Api dibalik puisi
Puisi api nurani aku tulis pertama kali ketika sedang mengikuti kegiatan di Sibolangit. Waktu itu, aku bersama beberapa teman mahasiswa berangkat dari Medan. Hajatan awal kami hanya sekedar mengawasi jalannya kegiatan di sana. Dan di sanalah puisi ini tertuliskan.

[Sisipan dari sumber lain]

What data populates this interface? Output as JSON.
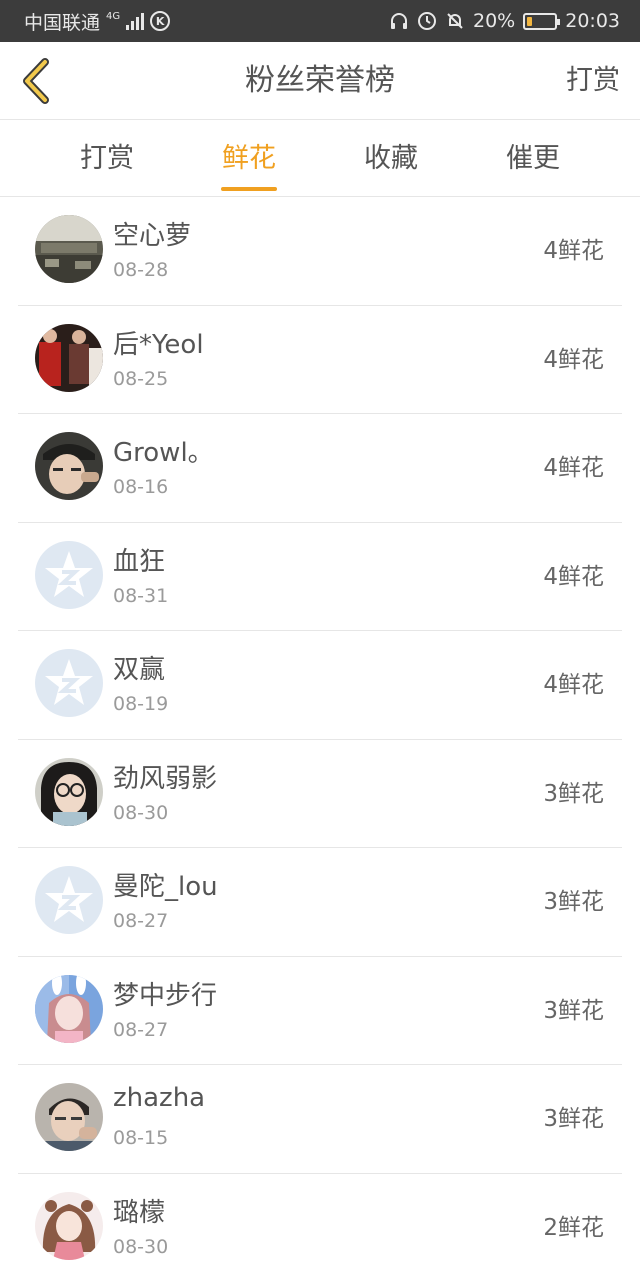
{
  "status_bar": {
    "carrier": "中国联通",
    "network": "4G",
    "battery_text": "20%",
    "battery_level": 0.2,
    "time": "20:03"
  },
  "header": {
    "title": "粉丝荣誉榜",
    "action_label": "打赏"
  },
  "tabs": [
    {
      "label": "打赏",
      "active": false
    },
    {
      "label": "鲜花",
      "active": true
    },
    {
      "label": "收藏",
      "active": false
    },
    {
      "label": "催更",
      "active": false
    }
  ],
  "colors": {
    "accent": "#f0a020",
    "divider": "#e6e6e6",
    "status_bar": "#3c3c3c"
  },
  "fans": [
    {
      "name": "空心萝",
      "date": "08-28",
      "count": "4鲜花",
      "avatar": "office-photo-avatar"
    },
    {
      "name": "后*Yeol",
      "date": "08-25",
      "count": "4鲜花",
      "avatar": "red-outfit-photo-avatar"
    },
    {
      "name": "Growl。",
      "date": "08-16",
      "count": "4鲜花",
      "avatar": "cap-person-avatar"
    },
    {
      "name": "血狂",
      "date": "08-31",
      "count": "4鲜花",
      "avatar": "default-star-avatar"
    },
    {
      "name": "双赢",
      "date": "08-19",
      "count": "4鲜花",
      "avatar": "default-star-avatar"
    },
    {
      "name": "劲风弱影",
      "date": "08-30",
      "count": "3鲜花",
      "avatar": "glasses-girl-avatar"
    },
    {
      "name": "曼陀_lou",
      "date": "08-27",
      "count": "3鲜花",
      "avatar": "default-star-avatar"
    },
    {
      "name": "梦中步行",
      "date": "08-27",
      "count": "3鲜花",
      "avatar": "bunny-girl-avatar"
    },
    {
      "name": "zhazha",
      "date": "08-15",
      "count": "3鲜花",
      "avatar": "boy-photo-avatar"
    },
    {
      "name": "璐檬",
      "date": "08-30",
      "count": "2鲜花",
      "avatar": "anime-girl-avatar"
    }
  ]
}
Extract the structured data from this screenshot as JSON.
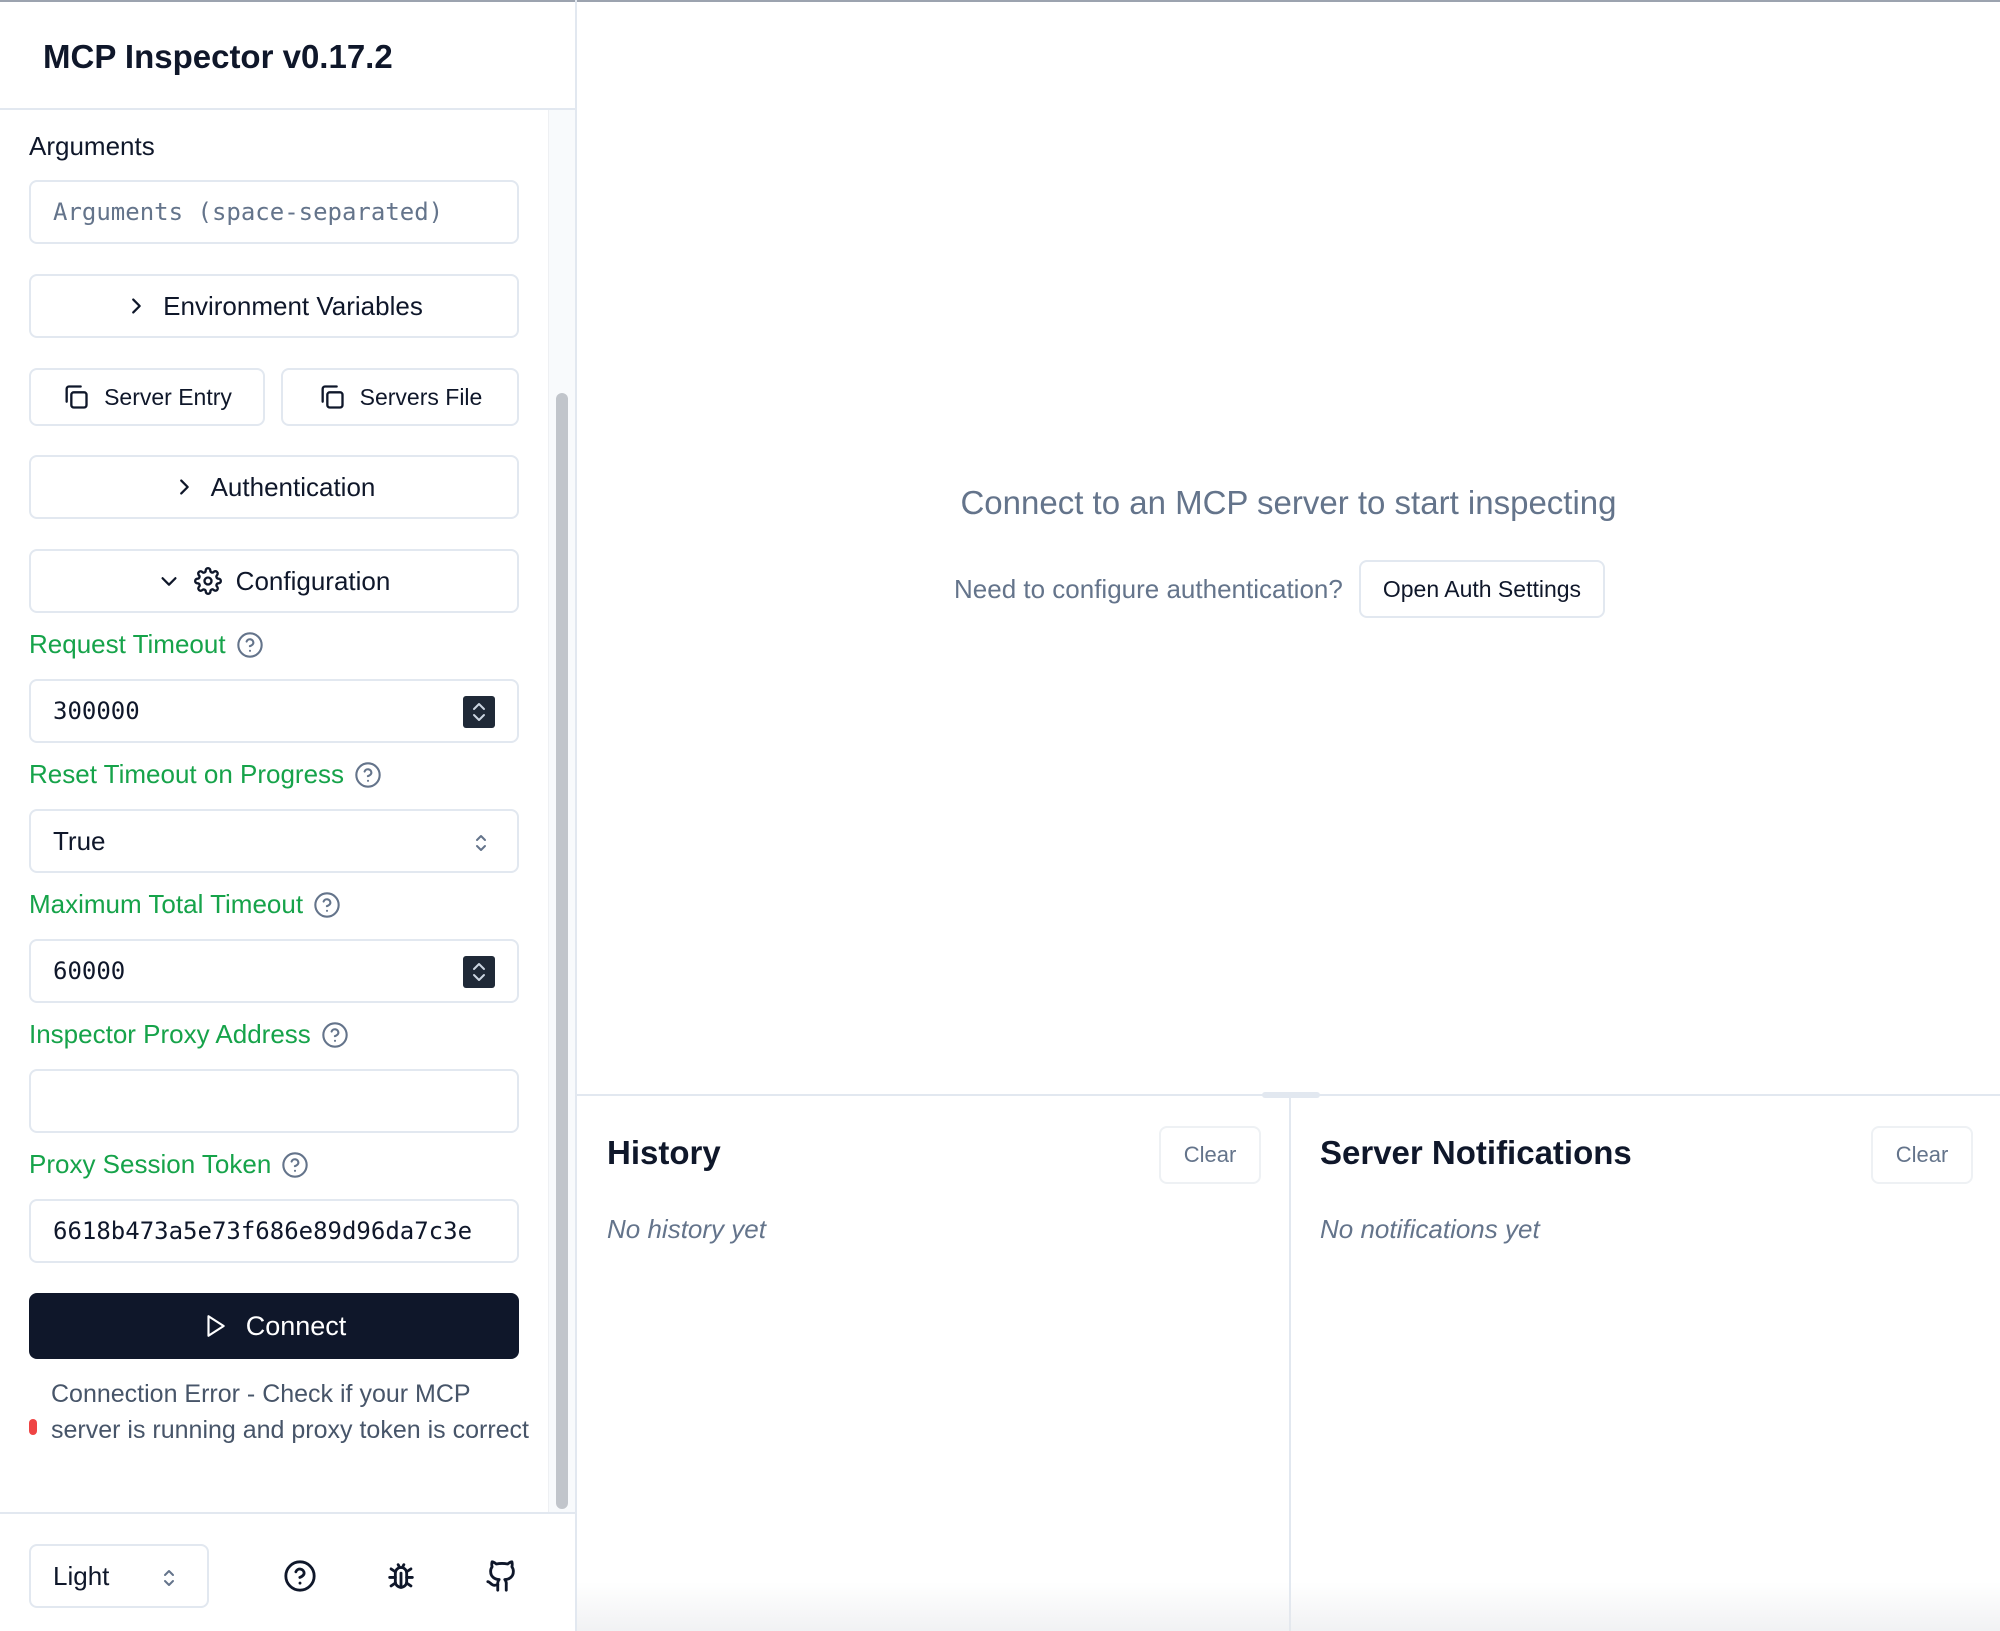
{
  "app": {
    "title": "MCP Inspector v0.17.2"
  },
  "sidebar": {
    "arguments_label": "Arguments",
    "arguments_placeholder": "Arguments (space-separated)",
    "env_vars_label": "Environment Variables",
    "server_entry_label": "Server Entry",
    "servers_file_label": "Servers File",
    "authentication_label": "Authentication",
    "configuration_label": "Configuration",
    "request_timeout": {
      "label": "Request Timeout",
      "value": "300000"
    },
    "reset_timeout": {
      "label": "Reset Timeout on Progress",
      "value": "True"
    },
    "max_total_timeout": {
      "label": "Maximum Total Timeout",
      "value": "60000"
    },
    "proxy_address": {
      "label": "Inspector Proxy Address",
      "value": ""
    },
    "proxy_token": {
      "label": "Proxy Session Token",
      "value": "6618b473a5e73f686e89d96da7c3e"
    },
    "connect_label": "Connect",
    "error_text": "Connection Error - Check if your MCP server is running and proxy token is correct",
    "theme_value": "Light"
  },
  "main": {
    "empty_title": "Connect to an MCP server to start inspecting",
    "auth_hint": "Need to configure authentication?",
    "auth_button": "Open Auth Settings",
    "history": {
      "title": "History",
      "clear": "Clear",
      "empty": "No history yet"
    },
    "notifications": {
      "title": "Server Notifications",
      "clear": "Clear",
      "empty": "No notifications yet"
    }
  },
  "colors": {
    "accent_green": "#16a34a",
    "primary_dark": "#0f172a",
    "muted_text": "#64748b",
    "border": "#e2e8f0",
    "error_red": "#ef4444"
  },
  "icons": [
    "chevron-right-icon",
    "copy-icon",
    "chevron-down-icon",
    "gear-icon",
    "help-circle-icon",
    "up-down-chevron-icon",
    "play-icon",
    "bug-icon",
    "github-icon"
  ]
}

Puisi api nurani ini sebenarnya berpesan agar sebagai manusia, kita jangan sampai memisahkan hati nurani dari raga dan kehidupannya. Satu permisalan, manusia pada dasarnya selalu ingin damai, sebab damai adalah fitrahnya manusia, maka jangan jauhkan perdamaian dari kehidupan manusia. Dan perdamaian sesungguhnya adalah bisikan nurani, maka dengarkan bisikan itu dan jangan pernah abaikan bisikan itu. Begitu pula, manusia pada dasarnya selalu ingin berkata yang baik-baik, maka jangan bohongi hati nurani untuk berkata jujur dan apa adanya. Manusia juga, sesungguhnya amat membutuhkan Tuhan, maka jangan ingkari hati untuk selalu dekat dengan Tuhan.
Lewat puisi ini, aku berpesan kepada siapa pun agar mereka menjaga hati nurani serta mendengarkannya. Jika nurani sudah dilupakan bahkan ditinggalkan, maka perlahan eksistensi manusia pun akan berakhir berangsur-angsur. Layaknya api yang mati jika dipisahkan dari kumpulannya. Atau air yang kering, jika dipisahkan dari alirnya. Atau seperti cahaya yang tak akan pernah dikenal oleh siapa pun jika ia dipisahkan dari ruangan. Selayak hilangnya eksistensi manusia, jika ia memisahkan jiwa dari raganya. Sebab, nurani merupakan elemen penting dari jiwa dan raga manusia. Jika nurani sudah dipisahkan dari raga manusia dan kehidupannya, maka tidak heran jika kita menemukan banyak manusia yang menjadi pecundang. Semuanya rakus, brutal, dan bengis. Semoga tidak kita semua.
Sekali lagi, jangan abaikan bisikan nurani. Dan jaga lah ia agar selalu menyuarakan petunjuk Ilahi. Hemmmm.